Solid hotel wine list that earns its keep
Downtown · Winston Salem · Contemporary American · Visit Website ↗
Reviewed June 25, 2026
Wingman Metrics
Walking into Sir Winston, you get the sense that someone actually thought about the wine program — this isn't a hotel bar afterthought with four Cabs and a Pinot Grigio. The list is broad, international, and clearly meant to impress, which it mostly does. The room backs it up: polished and grown-up without being suffocating.
At an estimated 150-200 labels, the list covers a lot of ground — California dominates as you'd expect, but there's genuine range here with Spanish Garnacha Blanca and Tempranillo, an Argentine Malbec, German Riesling, New Zealand Sauvignon Blanc, and Sicilian Moscato rounding things out. The Opus One appearance signals they're aiming at serious wine drinkers, not just satisfying the table that orders whatever sounds familiar. That said, the depth is wider than it is deep — you won't find much in the way of grower Champagne, aged Burgundy, or serious Italian reds. The regional North Carolina angle in the food menu doesn't quite make it to the wine list, which is a missed opportunity given how the local wine scene has grown.
Twenty-plus options by the glass is genuinely generous, and the 6 oz versus 9 oz pour split gives you flexibility — ideal if you want to work through a few bottles' worth of variety across a meal. The glass list leans accessible: Meiomi Pinot Noir, Louis M. Martini Cab, Whispering Angel Rosé — crowd-pleasers, not barn-burners. Rotation appears limited; this feels like a list that gets revisited annually rather than seasonally.
Campo de Borja Garnacha Blanca — $10
Spain's Garnacha Blanca is chronically underrated and rarely this affordable at a hotel restaurant. It's textured, dry, and interesting — a steal compared to everything around it on this list.
J. Baumer Riesling (Rheinhessen)
Most tables at a place like this are going to reach for the Whispering Angel or something California. The Rheinhessen Riesling is the sleeper — dry, precise, and completely out of place in the best way on a list otherwise dominated by New World crowd-pleasers.
Meiomi Pinot Noir
Meiomi is fine, but it's a $14 retail bottle that earns restaurant markup fast. You can do better almost anywhere else on this list, and at these prices you're paying for the brand recognition more than the wine.
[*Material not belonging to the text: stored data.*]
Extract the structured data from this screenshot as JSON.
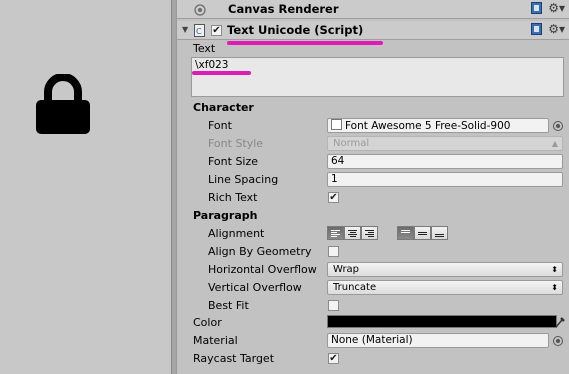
{
  "scene": {
    "lock_icon": "lock-icon"
  },
  "canvas_renderer": {
    "title": "Canvas Renderer"
  },
  "text_unicode": {
    "title": "Text Unicode (Script)",
    "enabled": true
  },
  "text": {
    "label": "Text",
    "value": "\\xf023"
  },
  "character": {
    "header": "Character",
    "font_label": "Font",
    "font_value": "Font Awesome 5 Free-Solid-900",
    "font_style_label": "Font Style",
    "font_style_value": "Normal",
    "font_size_label": "Font Size",
    "font_size_value": "64",
    "line_spacing_label": "Line Spacing",
    "line_spacing_value": "1",
    "rich_text_label": "Rich Text",
    "rich_text_checked": true
  },
  "paragraph": {
    "header": "Paragraph",
    "alignment_label": "Alignment",
    "align_by_geometry_label": "Align By Geometry",
    "horizontal_overflow_label": "Horizontal Overflow",
    "horizontal_overflow_value": "Wrap",
    "vertical_overflow_label": "Vertical Overflow",
    "vertical_overflow_value": "Truncate",
    "best_fit_label": "Best Fit"
  },
  "color_label": "Color",
  "color_value": "#000000",
  "material_label": "Material",
  "material_value": "None (Material)",
  "raycast_label": "Raycast Target",
  "raycast_checked": true,
  "accent": "#e01ab4"
}
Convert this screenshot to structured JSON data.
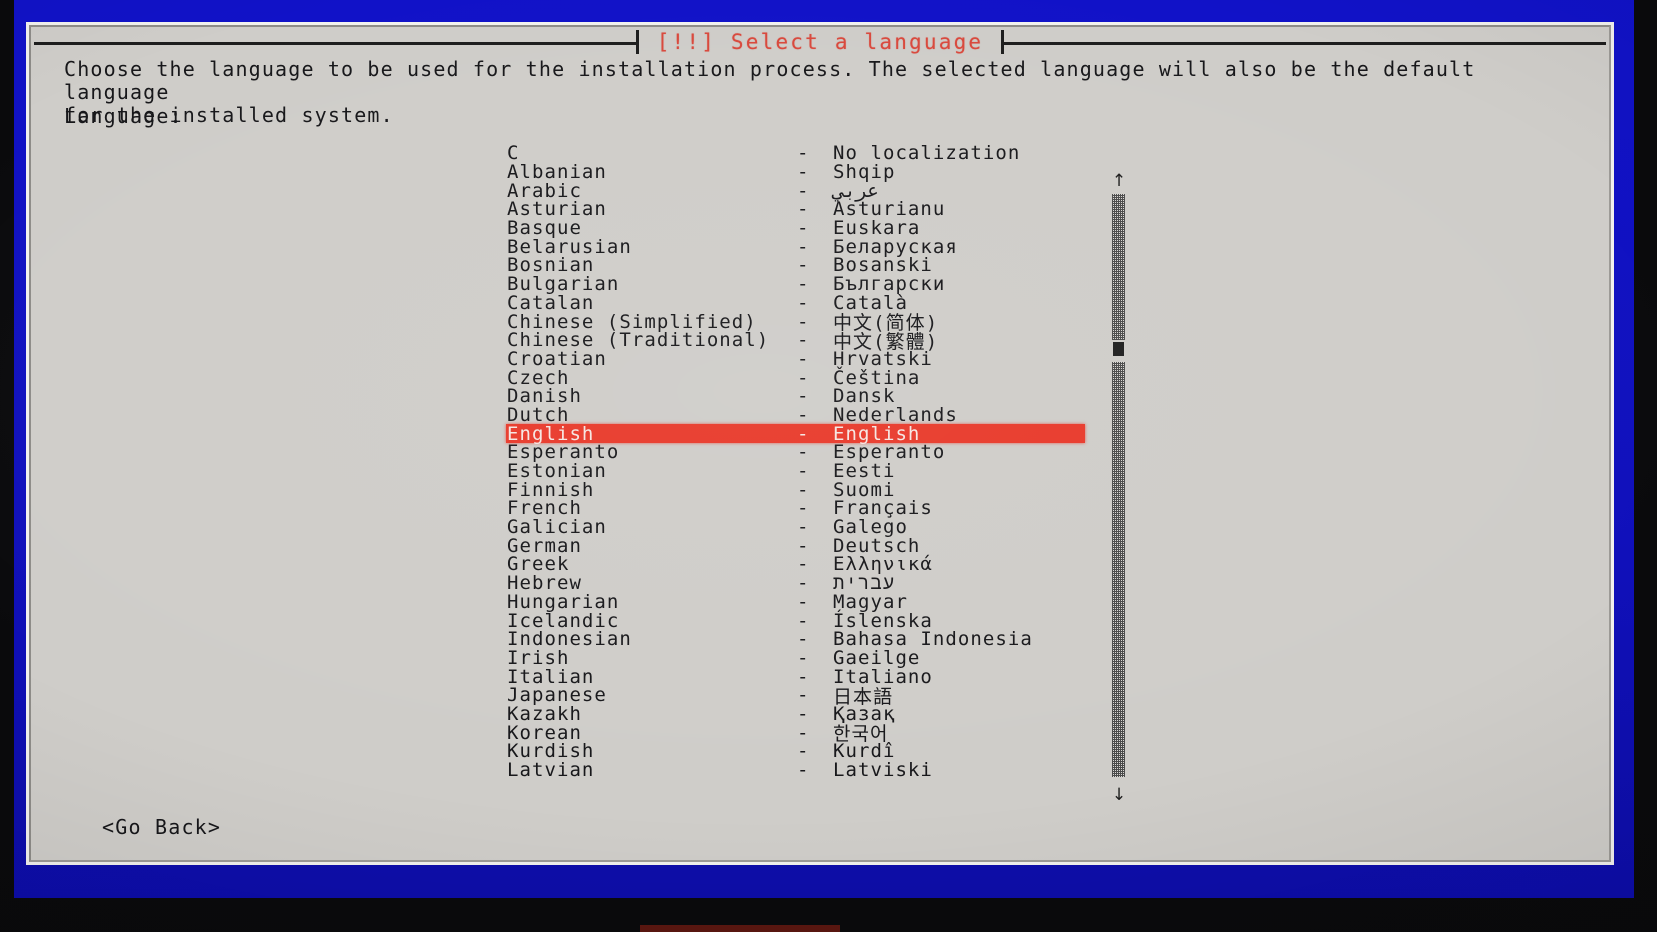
{
  "dialog": {
    "title": "[!!] Select a language",
    "title_color": "#d9483c",
    "intro_text": "Choose the language to be used for the installation process. The selected language will also be the default language\nfor the installed system.",
    "field_label": "Language:",
    "background_color": "#cfcdc9",
    "selection_color": "#e8392a"
  },
  "console": {
    "background_color": "#1112c8"
  },
  "language_list": {
    "separator": "-",
    "selected_index": 15,
    "items": [
      {
        "name": "C",
        "native": "No localization"
      },
      {
        "name": "Albanian",
        "native": "Shqip"
      },
      {
        "name": "Arabic",
        "native": "عربي"
      },
      {
        "name": "Asturian",
        "native": "Asturianu"
      },
      {
        "name": "Basque",
        "native": "Euskara"
      },
      {
        "name": "Belarusian",
        "native": "Беларуская"
      },
      {
        "name": "Bosnian",
        "native": "Bosanski"
      },
      {
        "name": "Bulgarian",
        "native": "Български"
      },
      {
        "name": "Catalan",
        "native": "Català"
      },
      {
        "name": "Chinese (Simplified)",
        "native": "中文(简体)"
      },
      {
        "name": "Chinese (Traditional)",
        "native": "中文(繁體)"
      },
      {
        "name": "Croatian",
        "native": "Hrvatski"
      },
      {
        "name": "Czech",
        "native": "Čeština"
      },
      {
        "name": "Danish",
        "native": "Dansk"
      },
      {
        "name": "Dutch",
        "native": "Nederlands"
      },
      {
        "name": "English",
        "native": "English"
      },
      {
        "name": "Esperanto",
        "native": "Esperanto"
      },
      {
        "name": "Estonian",
        "native": "Eesti"
      },
      {
        "name": "Finnish",
        "native": "Suomi"
      },
      {
        "name": "French",
        "native": "Français"
      },
      {
        "name": "Galician",
        "native": "Galego"
      },
      {
        "name": "German",
        "native": "Deutsch"
      },
      {
        "name": "Greek",
        "native": "Ελληνικά"
      },
      {
        "name": "Hebrew",
        "native": "עברית"
      },
      {
        "name": "Hungarian",
        "native": "Magyar"
      },
      {
        "name": "Icelandic",
        "native": "Íslenska"
      },
      {
        "name": "Indonesian",
        "native": "Bahasa Indonesia"
      },
      {
        "name": "Irish",
        "native": "Gaeilge"
      },
      {
        "name": "Italian",
        "native": "Italiano"
      },
      {
        "name": "Japanese",
        "native": "日本語"
      },
      {
        "name": "Kazakh",
        "native": "Қазақ"
      },
      {
        "name": "Korean",
        "native": "한국어"
      },
      {
        "name": "Kurdish",
        "native": "Kurdî"
      },
      {
        "name": "Latvian",
        "native": "Latviski"
      }
    ]
  },
  "scrollbar": {
    "up_arrow": "↑",
    "down_arrow": "↓"
  },
  "buttons": {
    "go_back": "<Go Back>"
  }
}
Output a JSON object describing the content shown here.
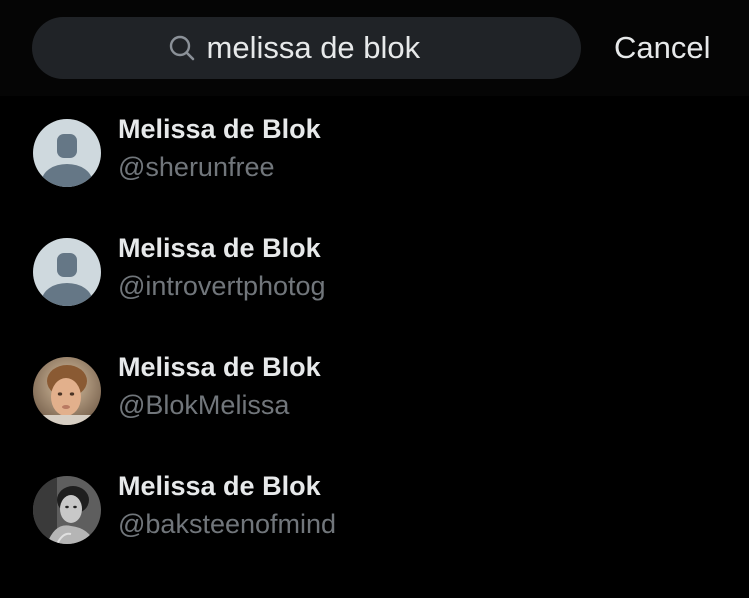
{
  "search": {
    "query": "melissa de blok",
    "cancel_label": "Cancel",
    "icon": "search-icon"
  },
  "results": [
    {
      "name": "Melissa de Blok",
      "handle": "@sherunfree",
      "avatar": "default-avatar"
    },
    {
      "name": "Melissa de Blok",
      "handle": "@introvertphotog",
      "avatar": "default-avatar"
    },
    {
      "name": "Melissa de Blok",
      "handle": "@BlokMelissa",
      "avatar": "photo-avatar"
    },
    {
      "name": "Melissa de Blok",
      "handle": "@baksteenofmind",
      "avatar": "photo-avatar-bw"
    }
  ],
  "colors": {
    "background": "#000000",
    "search_field": "#202327",
    "primary_text": "#e7e9ea",
    "secondary_text": "#71767b",
    "default_avatar_bg": "#cfd9de",
    "default_avatar_figure": "#657786"
  }
}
Matsu Tempranillo + Brussels Sprout Tacos
The earthy, slightly funky char on those Brussels sprout tacos wants something with grip and a little rusticity — the Matsu Tempranillo from Spain brings both without steamrolling the vegetable-forward dish.
✔️ The Bottom Line
Sir Winston is the rare hotel restaurant that makes a real effort on wine, and for Winston-Salem, that counts for a lot. Pricing runs steep enough that you'll feel it by the second bottle, but the selection earns at least one visit from anyone who takes wine seriously.